We almost won, we almost won.
Had the streak continued, we would have been in first place, but that’s all right, the guys are still great, and it’s like I was telling my bro Jeff Kent before the game, we’re one big family around here when the Dodgers are going good.
Now you’ve probably heard the stories about Kent, the grouchy, nasty son of a policeman, who bites the head off reporters. Yeah, and the Cookie Monster is really a monster.
The big pussycat has fooled players, reporters and fans for years, even scaring away Grady Little on occasion because he’s still new here and hasn’t learned that Kent is struggling to keep a straight face most of the time.
“I don’t talk to him much because he yells at me,” Little said, but then Kent yells, glares and mocks everyone -- baseball’s version of Dr. House.
Deep down, of course, he’s a big pussycat, and in fact when I went on my horrible vacation, Kent hung my picture above his locker, just the kind of thing that most of us do when we can’t be around our loved ones.
It was still hanging there when I returned, and I was so proud of him, because I was wearing an Angels cap in the picture and it looked like Kent had stayed within the lines while using his crayons to color it blue.
“It was a cut and paste job,” he explained, and although he said a friend did it for him -- remember, we’re supposed to think he has none -- I could just picture Kent sitting at his dining room table, scissors in hand -- fighting off the inclination to cut someone’s head off, before going to work with his glue stick.
THE OTHER night Kent hit a home run and then asked for my autograph. Between you and me, I don’t know what took him so long.
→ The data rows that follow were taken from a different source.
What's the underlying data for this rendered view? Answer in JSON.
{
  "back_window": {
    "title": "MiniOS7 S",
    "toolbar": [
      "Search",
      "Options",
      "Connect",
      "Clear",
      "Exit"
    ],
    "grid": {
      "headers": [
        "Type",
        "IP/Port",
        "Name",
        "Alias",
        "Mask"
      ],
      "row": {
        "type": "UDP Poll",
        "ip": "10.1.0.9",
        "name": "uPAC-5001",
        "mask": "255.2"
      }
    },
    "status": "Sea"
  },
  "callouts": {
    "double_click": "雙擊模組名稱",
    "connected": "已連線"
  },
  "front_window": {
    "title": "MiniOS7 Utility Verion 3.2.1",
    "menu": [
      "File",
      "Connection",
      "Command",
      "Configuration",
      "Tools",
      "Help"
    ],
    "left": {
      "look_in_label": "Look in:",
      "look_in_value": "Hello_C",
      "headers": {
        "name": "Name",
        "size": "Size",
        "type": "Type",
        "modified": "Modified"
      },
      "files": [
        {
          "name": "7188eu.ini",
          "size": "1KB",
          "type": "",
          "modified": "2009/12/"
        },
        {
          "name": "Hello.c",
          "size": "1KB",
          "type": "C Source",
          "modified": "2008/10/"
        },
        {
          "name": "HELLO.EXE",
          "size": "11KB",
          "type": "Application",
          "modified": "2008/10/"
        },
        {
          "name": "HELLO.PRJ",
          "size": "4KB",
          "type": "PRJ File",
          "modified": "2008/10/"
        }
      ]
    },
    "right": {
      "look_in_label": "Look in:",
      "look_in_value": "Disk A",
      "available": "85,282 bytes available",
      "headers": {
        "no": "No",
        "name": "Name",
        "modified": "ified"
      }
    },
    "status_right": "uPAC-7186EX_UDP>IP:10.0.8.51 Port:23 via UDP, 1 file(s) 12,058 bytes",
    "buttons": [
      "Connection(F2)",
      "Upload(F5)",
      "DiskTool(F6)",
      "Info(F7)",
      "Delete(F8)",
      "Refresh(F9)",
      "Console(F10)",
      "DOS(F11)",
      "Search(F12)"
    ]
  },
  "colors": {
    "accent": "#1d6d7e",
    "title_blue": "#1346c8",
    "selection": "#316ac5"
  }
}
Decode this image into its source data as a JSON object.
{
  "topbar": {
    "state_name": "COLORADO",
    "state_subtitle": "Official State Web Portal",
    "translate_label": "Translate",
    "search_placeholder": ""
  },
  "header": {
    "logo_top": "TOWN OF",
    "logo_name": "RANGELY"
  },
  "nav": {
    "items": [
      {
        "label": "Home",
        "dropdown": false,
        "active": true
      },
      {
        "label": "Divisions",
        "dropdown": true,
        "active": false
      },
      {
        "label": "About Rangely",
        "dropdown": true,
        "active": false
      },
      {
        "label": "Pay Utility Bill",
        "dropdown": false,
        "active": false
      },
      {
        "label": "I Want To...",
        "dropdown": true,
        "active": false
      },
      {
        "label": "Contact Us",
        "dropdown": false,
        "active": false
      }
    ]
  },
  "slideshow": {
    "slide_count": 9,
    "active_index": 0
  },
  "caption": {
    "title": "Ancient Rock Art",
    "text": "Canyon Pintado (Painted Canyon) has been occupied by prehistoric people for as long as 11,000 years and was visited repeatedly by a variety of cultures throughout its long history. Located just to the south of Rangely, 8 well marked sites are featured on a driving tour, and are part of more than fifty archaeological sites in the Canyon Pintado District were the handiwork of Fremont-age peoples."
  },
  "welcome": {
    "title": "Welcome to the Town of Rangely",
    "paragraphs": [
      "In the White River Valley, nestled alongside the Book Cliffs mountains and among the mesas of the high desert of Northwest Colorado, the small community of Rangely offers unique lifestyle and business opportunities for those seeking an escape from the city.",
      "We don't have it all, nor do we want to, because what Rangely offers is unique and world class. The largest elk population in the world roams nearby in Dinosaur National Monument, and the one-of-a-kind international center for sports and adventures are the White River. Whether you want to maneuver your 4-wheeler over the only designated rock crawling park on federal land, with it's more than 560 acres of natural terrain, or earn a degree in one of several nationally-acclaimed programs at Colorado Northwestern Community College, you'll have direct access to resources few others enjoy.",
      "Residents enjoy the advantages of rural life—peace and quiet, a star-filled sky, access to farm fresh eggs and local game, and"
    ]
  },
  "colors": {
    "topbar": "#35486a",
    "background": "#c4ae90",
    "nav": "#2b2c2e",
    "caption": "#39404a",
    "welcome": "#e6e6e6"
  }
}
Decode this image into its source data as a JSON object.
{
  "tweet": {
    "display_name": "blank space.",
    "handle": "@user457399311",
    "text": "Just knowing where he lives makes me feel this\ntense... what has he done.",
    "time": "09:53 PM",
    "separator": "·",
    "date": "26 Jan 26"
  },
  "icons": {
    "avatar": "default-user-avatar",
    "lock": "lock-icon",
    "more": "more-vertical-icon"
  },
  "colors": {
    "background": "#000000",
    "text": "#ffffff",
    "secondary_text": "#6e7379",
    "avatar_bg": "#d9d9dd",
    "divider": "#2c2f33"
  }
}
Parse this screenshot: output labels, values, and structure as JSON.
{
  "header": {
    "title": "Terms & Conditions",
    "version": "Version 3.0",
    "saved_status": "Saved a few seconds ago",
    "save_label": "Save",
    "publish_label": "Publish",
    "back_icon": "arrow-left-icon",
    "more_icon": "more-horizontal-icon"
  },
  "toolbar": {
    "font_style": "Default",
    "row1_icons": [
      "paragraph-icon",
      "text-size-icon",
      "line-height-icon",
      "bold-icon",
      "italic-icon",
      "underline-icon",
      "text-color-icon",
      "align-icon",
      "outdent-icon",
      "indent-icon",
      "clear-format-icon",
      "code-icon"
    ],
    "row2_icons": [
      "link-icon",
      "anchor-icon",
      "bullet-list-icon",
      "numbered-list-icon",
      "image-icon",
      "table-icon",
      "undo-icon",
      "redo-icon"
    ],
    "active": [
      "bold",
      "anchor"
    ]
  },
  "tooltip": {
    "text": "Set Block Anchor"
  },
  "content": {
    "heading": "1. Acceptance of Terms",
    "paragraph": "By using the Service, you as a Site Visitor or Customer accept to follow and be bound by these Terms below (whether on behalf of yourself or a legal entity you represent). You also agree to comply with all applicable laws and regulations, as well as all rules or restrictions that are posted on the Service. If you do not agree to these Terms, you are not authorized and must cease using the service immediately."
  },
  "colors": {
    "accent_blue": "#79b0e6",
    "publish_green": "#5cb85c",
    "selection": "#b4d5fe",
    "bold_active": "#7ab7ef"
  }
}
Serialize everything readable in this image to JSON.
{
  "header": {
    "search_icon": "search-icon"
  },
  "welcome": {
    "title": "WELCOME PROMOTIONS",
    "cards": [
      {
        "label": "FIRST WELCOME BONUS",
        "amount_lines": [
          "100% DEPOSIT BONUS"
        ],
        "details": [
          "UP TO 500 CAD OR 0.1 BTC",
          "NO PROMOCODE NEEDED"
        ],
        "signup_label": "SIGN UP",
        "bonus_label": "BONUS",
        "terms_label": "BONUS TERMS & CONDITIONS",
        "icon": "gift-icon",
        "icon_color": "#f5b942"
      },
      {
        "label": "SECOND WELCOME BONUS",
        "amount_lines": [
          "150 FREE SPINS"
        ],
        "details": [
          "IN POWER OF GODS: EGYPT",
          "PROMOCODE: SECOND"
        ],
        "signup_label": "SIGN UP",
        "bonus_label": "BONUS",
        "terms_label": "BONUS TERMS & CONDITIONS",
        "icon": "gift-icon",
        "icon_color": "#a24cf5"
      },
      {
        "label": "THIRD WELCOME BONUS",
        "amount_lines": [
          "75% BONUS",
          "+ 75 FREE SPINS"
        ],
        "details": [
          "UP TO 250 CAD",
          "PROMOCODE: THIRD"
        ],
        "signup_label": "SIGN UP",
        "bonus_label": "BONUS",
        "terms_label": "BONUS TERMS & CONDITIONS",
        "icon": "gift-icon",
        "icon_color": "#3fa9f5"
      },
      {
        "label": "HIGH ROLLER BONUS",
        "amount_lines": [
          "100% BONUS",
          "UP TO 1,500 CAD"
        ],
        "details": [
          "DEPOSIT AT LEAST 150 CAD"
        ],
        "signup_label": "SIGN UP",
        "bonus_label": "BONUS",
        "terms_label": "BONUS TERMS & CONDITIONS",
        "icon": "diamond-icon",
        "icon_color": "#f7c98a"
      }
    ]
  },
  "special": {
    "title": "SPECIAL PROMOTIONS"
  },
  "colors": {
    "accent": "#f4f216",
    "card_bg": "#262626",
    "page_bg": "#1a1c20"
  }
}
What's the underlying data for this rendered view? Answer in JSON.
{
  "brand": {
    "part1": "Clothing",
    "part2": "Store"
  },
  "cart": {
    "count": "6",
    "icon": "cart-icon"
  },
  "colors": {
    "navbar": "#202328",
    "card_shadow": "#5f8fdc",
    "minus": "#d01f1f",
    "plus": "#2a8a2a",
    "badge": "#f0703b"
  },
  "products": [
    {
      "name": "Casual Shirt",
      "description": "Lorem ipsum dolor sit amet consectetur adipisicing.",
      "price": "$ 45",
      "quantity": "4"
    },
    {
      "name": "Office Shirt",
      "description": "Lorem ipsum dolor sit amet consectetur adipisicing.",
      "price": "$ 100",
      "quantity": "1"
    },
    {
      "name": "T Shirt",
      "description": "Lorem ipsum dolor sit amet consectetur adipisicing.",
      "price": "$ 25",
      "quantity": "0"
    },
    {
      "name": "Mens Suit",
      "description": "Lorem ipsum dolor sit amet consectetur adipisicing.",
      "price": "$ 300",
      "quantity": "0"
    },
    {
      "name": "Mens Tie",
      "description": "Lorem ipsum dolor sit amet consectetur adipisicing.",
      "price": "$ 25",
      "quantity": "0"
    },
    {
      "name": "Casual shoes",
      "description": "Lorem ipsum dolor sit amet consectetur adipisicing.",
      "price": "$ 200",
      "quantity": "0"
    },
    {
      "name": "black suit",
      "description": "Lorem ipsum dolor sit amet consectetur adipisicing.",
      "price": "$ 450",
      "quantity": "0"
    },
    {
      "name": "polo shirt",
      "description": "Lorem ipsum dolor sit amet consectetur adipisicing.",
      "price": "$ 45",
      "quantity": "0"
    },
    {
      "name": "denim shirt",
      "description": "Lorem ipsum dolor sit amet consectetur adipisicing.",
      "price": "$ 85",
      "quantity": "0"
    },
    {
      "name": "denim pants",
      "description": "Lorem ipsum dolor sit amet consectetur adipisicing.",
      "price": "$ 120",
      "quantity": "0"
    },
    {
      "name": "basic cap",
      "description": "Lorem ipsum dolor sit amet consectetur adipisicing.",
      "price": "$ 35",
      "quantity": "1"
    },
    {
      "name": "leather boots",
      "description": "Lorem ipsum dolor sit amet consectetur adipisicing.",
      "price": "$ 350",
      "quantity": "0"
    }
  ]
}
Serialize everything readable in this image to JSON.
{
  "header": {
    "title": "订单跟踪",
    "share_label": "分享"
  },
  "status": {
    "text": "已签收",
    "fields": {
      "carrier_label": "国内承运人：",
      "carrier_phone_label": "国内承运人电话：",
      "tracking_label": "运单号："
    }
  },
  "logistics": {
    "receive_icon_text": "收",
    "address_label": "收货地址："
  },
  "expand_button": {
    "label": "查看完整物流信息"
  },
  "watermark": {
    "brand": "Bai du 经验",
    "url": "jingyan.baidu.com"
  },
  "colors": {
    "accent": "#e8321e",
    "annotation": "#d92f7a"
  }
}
Shy, I guess.
“I bought this so you’d sign it,” he said, pulling out a Los Angeles Magazine, which included other Times sportswriters trashing Page 2, one of them, who writes about hockey and would have to be considered an expert on such things, calling it a “waste of a space.”
Kent had a big grin on his face when he read the “waste of space” comment, and mentioned it several times before insisting I sign his copy of the magazine, or else. The way brothers sometimes tease each other.
“I’m not going to talk to you again until you do,” he said, throwing me into a panic when I thought of the alternative -- talking to Kenny Lofton again.
I refused to sign, though, until I got his autograph, but then wondered what I was going to do with it. We’re almost family, and I wouldn’t know what to do with my daughter’s autograph, although she has no problem cashing the ones I give her.
WHEN I suggested letting other fans like me bid for his autograph, the money raised going to Mattel Children’s Hospital at UCLA, he was all for it.
And the Dodgers were so happy to learn someone might want the autograph of one of their Old Timers, they offered to include two tickets to the team’s first playoff game at home this season.
Because Kent paid for the magazine, I had to buy a $175 Kent jersey. He signed his name and number on it before Wednesday’s game, and said, “I added ‘NL MVP 2000' because that’s something you’ll never be.”
I thought about punching him in the arm, because he’s such a kidder like that, but thought again.
SO HERE’S the deal, if you want my bro’s autograph on a $175 Dodger jersey along with two tickets to a Dodgers playoff game, all for the benefit of the pediatric cancer ward at Mattel, e-mail your offer before the end of Saturday’s Giants-Dodgers game. If the bidding is brisk, we might extend that to the conclusion of Sunday’s game. Whatever benefits the children’s hospital.
By the way, I noticed Eva Longoria was at Wednesday’s game, and who knows, you might be wearing Kent’s jersey and find yourself sitting next to her at the Dodgers’ first playoff game.
And from what I understand, she likes hanging around with guys who wear jerseys.
THE DODGERS are the big story in town, but I thought I’d check out the Sparks, trying to do so every three years or so.
I called the Sparks, was told to park in Lot C on Cherry Avenue and arrived to pay $15 for an afternoon game. It’s a considerable walk to Staples, so I cut through the Convention Center garage, which is adjacent to Staples, and learned you can park there for $10.
The Anschutz lot is farther away, more crowded and costs $5 more.
An Anschutz Empire spokesman said “it was an oversight,” and said in the future Lot C and the Convention Center parking will be the same price. I guess that’s the last time we’ll see $10 parking for a basketball game.
Once inside, I thought I’d chat with Lisa Leslie before the game because I’ve never heard of anyone else who plays for the Sparks. I put in a request, and a Sparks official said Leslie would speak to me after returning from chapel.
I think some players probably should pray before we meet, but I didn’t think Leslie had any reason.
I waited, and then was told to talk to her on the court. That was just before I was told she wouldn’t talk until after the game.
I figured I could wait the three years before my next visit to hear what she had to say, and left.
After all, I had a long walk to my car and a meaningful Dodgers game to attend.